Press Release

ICYMI: Gillibrand Fast Company Op-Ed: The American Workplace Was Already Broken. This Is How We Rebuild It.

May 14, 2020

Today, U.S. Senator Kirsten Gillibrand published an opinion piece in Fast Company, outlining her plan to rebuild the American workplace by closing the pay gap, instituting universal paid sick and family leave, paying workers a livable wage, and more. In the piece, Gillibrand highlights how the American workplace was broken before the COVID-19 pandemic hit and outlines transformative legislation that will reshape the way we value workers. 

The full text of Gillibrand’s op-ed may be found here and below: 

The American workplace was already broken. This is how we rebuild it

By Senator Kirsten Gillibrand | May 14, 2020

Tiffany and her boyfriend worked at restaurants in New York, and when the coronavirus emergency shuttered restaurants, they were laid off within hours of each other. Now they have no income, and working for tipped wages left them with little reserves. When I heard from her, they were living on canned fruits and vegetables.

Her story is unfortunately all too common. It’s also a reminder that the American workplace was broken even before this crisis hit. Hardworking people—especially women and people of color—are often just one emergency away from financial ruin.

More than 30 million Americans have lost their jobs in the wake of the coronavirus outbreak and more than half are women. We need to ensure that they not only return to the workplace, but that the workplace they return to offers them more opportunity and stability. This is the time for bold, transformative legislation that reshapes the way we work and the way we value people.

TRAINING TODAY FOR THE JOBS OF TOMORROW

As our economy adjusts to a new reality, millions of job-seeking Americans will need new skills and training to reenter the workforce. In the short-term, I’ve called for the next coronavirus relief package to include $15.1 billion to train workers for in-demand jobs like manufacturing PPE and essential equipment. I’ve also pushed for the creation of a national Health Force, which would retrain and employ one million Americans in coronavirus response efforts, like testing, contact tracing, and other public health needs.

In the long-term, we must make higher education–including community college and vocational education–more affordable and accessible. Those programs can prepare people for the jobs of the future in areas like healthcare, education, STEM, and green technology. Anyone willing to devote two years to public service should be eligible for free tuition at community college and state schools.

PAYING A LIVABLE WAGE

Many of the people working essential jobs earn a wage they can’t afford to live on. Working 40 hours a week, every week of the year, only nets minimum wage workers $15,080. That’s below the poverty line for a family of two. No one who works full-time should be in poverty.
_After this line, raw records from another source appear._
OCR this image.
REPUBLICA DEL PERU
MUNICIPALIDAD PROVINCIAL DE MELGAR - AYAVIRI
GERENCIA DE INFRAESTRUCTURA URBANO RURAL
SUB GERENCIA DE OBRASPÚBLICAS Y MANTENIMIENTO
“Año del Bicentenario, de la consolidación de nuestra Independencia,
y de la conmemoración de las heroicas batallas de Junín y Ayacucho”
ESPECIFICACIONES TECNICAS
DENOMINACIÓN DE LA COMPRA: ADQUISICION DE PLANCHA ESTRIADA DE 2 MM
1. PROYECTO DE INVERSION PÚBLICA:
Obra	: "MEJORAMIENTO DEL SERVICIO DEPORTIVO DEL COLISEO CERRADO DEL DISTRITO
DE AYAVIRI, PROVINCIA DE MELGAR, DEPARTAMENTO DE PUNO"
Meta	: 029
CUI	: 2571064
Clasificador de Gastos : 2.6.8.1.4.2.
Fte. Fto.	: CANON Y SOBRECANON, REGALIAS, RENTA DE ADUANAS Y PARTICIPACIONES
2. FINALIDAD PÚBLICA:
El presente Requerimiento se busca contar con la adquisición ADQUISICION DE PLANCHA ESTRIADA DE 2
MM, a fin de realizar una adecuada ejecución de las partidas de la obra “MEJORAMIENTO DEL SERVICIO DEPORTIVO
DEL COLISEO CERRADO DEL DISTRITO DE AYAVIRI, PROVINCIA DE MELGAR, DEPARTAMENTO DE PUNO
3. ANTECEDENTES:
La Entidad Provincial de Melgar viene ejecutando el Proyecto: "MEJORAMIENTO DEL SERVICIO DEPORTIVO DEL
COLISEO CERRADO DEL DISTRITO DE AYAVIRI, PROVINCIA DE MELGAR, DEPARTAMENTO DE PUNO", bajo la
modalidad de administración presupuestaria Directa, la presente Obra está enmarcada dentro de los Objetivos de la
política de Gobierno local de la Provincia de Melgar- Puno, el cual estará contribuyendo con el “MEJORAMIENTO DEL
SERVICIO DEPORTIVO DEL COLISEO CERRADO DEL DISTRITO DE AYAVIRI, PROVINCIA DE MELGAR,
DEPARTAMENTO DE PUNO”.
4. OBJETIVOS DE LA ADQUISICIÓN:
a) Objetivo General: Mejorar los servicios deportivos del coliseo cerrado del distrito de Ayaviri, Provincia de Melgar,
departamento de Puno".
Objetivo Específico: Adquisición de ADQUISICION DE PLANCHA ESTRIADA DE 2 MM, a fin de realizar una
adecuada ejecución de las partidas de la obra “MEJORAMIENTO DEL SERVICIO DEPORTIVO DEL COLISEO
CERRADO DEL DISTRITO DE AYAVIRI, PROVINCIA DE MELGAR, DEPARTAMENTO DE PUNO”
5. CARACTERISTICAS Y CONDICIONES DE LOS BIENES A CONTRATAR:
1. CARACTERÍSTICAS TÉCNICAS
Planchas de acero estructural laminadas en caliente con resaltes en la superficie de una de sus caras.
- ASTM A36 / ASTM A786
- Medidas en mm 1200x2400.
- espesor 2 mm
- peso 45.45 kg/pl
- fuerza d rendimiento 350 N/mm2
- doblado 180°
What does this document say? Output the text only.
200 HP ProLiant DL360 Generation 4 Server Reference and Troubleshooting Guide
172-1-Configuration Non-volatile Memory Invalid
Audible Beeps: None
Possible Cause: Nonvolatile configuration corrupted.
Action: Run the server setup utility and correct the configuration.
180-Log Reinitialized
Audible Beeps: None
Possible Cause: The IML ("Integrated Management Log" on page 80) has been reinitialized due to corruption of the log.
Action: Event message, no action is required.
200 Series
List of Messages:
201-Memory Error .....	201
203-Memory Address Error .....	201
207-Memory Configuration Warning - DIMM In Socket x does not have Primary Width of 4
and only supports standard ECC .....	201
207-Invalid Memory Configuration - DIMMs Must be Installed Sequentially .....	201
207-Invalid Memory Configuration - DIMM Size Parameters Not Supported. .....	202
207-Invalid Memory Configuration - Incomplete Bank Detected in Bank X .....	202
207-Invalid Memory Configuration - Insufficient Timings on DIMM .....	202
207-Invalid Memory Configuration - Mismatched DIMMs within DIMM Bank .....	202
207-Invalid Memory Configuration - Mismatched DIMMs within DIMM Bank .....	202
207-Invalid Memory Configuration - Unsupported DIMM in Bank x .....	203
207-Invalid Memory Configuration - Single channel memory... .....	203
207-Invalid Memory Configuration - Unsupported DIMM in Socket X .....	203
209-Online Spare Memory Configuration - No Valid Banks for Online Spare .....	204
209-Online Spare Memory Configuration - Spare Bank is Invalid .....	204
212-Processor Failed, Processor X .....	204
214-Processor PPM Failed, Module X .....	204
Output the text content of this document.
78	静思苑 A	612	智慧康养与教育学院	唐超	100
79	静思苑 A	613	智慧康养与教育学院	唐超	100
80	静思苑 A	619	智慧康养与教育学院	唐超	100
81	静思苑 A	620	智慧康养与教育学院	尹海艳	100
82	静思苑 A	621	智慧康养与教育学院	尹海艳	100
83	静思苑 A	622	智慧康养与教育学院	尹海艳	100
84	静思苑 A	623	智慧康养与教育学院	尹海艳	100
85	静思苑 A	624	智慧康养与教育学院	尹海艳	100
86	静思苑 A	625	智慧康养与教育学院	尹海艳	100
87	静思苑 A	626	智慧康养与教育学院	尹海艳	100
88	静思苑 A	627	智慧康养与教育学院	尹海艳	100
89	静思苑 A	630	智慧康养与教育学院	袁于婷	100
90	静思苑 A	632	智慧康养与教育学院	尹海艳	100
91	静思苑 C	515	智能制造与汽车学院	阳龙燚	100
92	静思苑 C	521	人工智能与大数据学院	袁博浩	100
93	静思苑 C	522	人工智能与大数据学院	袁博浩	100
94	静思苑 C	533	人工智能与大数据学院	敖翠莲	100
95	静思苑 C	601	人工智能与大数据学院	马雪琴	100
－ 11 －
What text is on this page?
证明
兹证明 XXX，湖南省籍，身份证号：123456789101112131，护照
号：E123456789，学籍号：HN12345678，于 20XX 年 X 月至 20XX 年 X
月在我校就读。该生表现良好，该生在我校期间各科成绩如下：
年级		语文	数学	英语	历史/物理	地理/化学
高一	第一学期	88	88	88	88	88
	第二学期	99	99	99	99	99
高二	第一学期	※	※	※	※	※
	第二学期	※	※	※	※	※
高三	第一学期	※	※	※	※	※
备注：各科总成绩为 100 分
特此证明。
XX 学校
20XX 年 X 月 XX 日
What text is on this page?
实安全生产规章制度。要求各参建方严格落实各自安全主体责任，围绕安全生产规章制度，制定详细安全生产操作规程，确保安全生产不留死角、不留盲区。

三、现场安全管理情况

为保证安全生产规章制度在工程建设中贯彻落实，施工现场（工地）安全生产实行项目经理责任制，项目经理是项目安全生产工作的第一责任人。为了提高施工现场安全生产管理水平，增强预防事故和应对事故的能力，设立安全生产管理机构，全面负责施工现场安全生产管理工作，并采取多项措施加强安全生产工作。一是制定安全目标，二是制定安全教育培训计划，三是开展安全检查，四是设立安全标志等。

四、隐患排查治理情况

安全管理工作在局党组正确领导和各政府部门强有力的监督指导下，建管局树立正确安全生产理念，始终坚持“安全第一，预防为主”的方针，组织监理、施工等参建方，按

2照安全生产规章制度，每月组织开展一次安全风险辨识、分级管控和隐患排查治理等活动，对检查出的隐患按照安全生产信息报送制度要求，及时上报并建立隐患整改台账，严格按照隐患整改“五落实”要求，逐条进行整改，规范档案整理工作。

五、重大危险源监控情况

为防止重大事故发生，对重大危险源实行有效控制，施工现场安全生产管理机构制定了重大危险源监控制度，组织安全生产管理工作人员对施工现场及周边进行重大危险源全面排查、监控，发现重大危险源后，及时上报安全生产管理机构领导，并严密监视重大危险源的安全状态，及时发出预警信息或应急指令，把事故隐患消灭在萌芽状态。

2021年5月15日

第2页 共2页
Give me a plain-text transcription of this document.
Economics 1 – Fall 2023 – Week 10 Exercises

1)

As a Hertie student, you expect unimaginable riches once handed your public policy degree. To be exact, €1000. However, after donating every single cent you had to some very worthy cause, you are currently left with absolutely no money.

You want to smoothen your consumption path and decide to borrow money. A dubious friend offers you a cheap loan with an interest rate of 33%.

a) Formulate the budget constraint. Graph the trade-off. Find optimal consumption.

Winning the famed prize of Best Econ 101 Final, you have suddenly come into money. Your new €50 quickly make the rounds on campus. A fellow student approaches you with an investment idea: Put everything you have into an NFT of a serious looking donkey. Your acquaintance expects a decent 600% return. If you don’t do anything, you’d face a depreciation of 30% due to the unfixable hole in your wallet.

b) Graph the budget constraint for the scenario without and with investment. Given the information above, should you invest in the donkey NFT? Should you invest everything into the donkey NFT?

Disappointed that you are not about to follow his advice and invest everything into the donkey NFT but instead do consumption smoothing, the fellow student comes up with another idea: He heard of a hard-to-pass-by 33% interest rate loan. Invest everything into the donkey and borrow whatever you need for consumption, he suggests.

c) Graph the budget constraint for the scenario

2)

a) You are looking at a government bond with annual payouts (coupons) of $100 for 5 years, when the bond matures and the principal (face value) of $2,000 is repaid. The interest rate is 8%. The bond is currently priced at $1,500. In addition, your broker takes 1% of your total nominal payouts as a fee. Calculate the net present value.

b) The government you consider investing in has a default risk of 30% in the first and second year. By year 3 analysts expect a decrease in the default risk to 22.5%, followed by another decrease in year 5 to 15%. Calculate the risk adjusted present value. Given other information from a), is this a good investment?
We need to eliminate the tipped minimum wage, which can be as low as $2.13 an hour, and raise the minimum wage. Passing the Raise the Wage Act would raise the federal minimum wage from $7.25 an hour to $15 by 2024, benefitting workers, their families, and our economy.

CLOSING THE PAY GAP

The average woman has to work 15 months to get paid what the average man earns in one year. Every year, she falls further behind. The gap is substantially wider for women of color. It’s disgraceful that we don’t have equal pay in this country.

We need to value the work women do–especially when they play crucial frontline roles as nurses, pharmacists, and grocery store clerks. We need to pass the Paycheck Fairness Act and guarantee that equal work is recognized with equal pay.

PROVIDING UNIVERSAL PAID SICK AND FAMILY LEAVE

Right now, eight in 10 workers in our country don’t have access to paid family leave. Six in 10 don’t have access to paid medical leave. If they or a loved one get sick, they face an impossible choice between their family’s economic security and its health.

If essential workers can’t afford to stay home when they are sick; they become vectors for illness in our hospitals, grocery stores, and meatpacking plants. Ensuring sick people can stay home is crucial to combating this virus, and to improving our workplaces writ large. The PAID Leave Act would provide universal paid family and medical leave during this crisis and establish America’s first universal policy when it’s over, fundamentally improving the way we work and live.

MAKING HEALTHCARE AFFORDABLE AND ACCESSIBLE

Too often, when someone loses a job, they not only lose their paycheck, they lose their health insurance. We need to decouple health insurance from employment and expand access to Medicaid and Medicare to ensure that everyone can receive affordable care. Healthcare must be a right, not a privilege.

REWARDING GOOD WORK

Allowing workers across the country to form unions will help amplify their voices, but we should go a step further. The hardworking people at the heart of a company’s success should share in it. We should provide incentives for employee-owned businesses and those seeking to share profits. Business models that keep the values and interests of employees and their communities front and center should be promoted, not attacked by Wall Street’s greed. Rewarding good work also means eliminating greed as a business model and changing tax law to reward companies that work for the common good, not those that send jobs overseas.

If we had had even two of these policies in place, someone like Tiffany might have been able to take paid time off instead of losing her job and she would have earned more while she was working to live off while she can’t. We don’t know when this crisis will end, but we know it will. When it does, we’ll all be better off if we use the time we have now to lay the foundation for a better future.